▷ Garden Veggie Frittata – Dairy-free, Grain-free & Easy!

Garden Veggie Frittata – Dairy-free, Grain-free & Easy!

Garden Veggie Frittata Picture

This frittata is really a blank palette to which you can add whatever veggies you like. I use cooked organic broccoli and organic sun-dried tomatoes in the winter. In the summer I use zucchini, cherry tomatoes and fresh basil--all fresh from the garden.

The recipe is simple but it's filling and delicious. The frittata keeps in the fridge for a few days but never lasts that long because my whole family loves it!
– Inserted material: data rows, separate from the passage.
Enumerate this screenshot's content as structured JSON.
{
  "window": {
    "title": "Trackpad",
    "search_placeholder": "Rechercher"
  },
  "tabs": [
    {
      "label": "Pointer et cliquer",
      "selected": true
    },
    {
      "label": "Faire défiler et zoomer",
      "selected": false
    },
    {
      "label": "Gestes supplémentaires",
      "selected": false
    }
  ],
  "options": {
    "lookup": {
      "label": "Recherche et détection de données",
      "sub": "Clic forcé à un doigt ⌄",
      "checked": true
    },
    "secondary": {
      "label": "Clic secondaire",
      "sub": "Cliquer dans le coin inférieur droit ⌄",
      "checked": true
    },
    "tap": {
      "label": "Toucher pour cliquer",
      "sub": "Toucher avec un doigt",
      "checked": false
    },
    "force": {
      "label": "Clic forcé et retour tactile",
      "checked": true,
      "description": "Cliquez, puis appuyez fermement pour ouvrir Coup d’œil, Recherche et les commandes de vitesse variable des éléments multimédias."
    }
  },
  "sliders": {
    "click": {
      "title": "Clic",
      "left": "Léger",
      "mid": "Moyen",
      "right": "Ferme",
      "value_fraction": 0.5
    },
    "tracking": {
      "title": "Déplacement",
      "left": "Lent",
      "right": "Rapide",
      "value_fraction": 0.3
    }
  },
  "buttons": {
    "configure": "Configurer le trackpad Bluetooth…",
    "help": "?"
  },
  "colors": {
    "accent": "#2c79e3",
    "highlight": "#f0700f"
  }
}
It's a great dish to have on hand if you're on a restrictive diet like Slow Carb, Bulletproof or Paleo.

Frittata with Garden Vegetables
  • 5 Large Eggs
  • 14 oz Coconut Cream (1 can)
  • 3/4 tsp Sea Salt
  • 3/4 tsp Onion Powder
  • 1 cup Organic Broccoli cooked, chopped florets
  • 1/2 cup Organic Sun-Dried Tomatoes icon from jar, packed in EVOO, chopped
  1. Beat the eggs.

  2. Mix the coconut cream, sea salt and onion powder into the beaten eggs.

  3. Mix in any vegetables.

  4. Pour the whole mixture into one or more 9-inch pie pans. It isn't necessary to grease the pan as there's plenty of fat in the coconut cream.

  5. Bake at 350 degrees for about an hour, or until the middle is slightly firm.
Frittata with garden vegetables

About the author

Sabrina Wilson

Sabrina Wilson is an author and homemaker who is passionate about a holistic approach to health. When she is not writing she can be found tooling around in her garden with the help of her appropriately named dog Digby, bicycling in the park, and occasionally rock climbing…badly. Sabrina is a staff writer for the Organic Daily Post.

ellenmentor - April 27, 2017

Looks good…! I will try this for sure. Thanks for the recipe.

Tonie - September 23, 2018

Thank You,For the Recipe,You have a Blessed Day, God Bless You.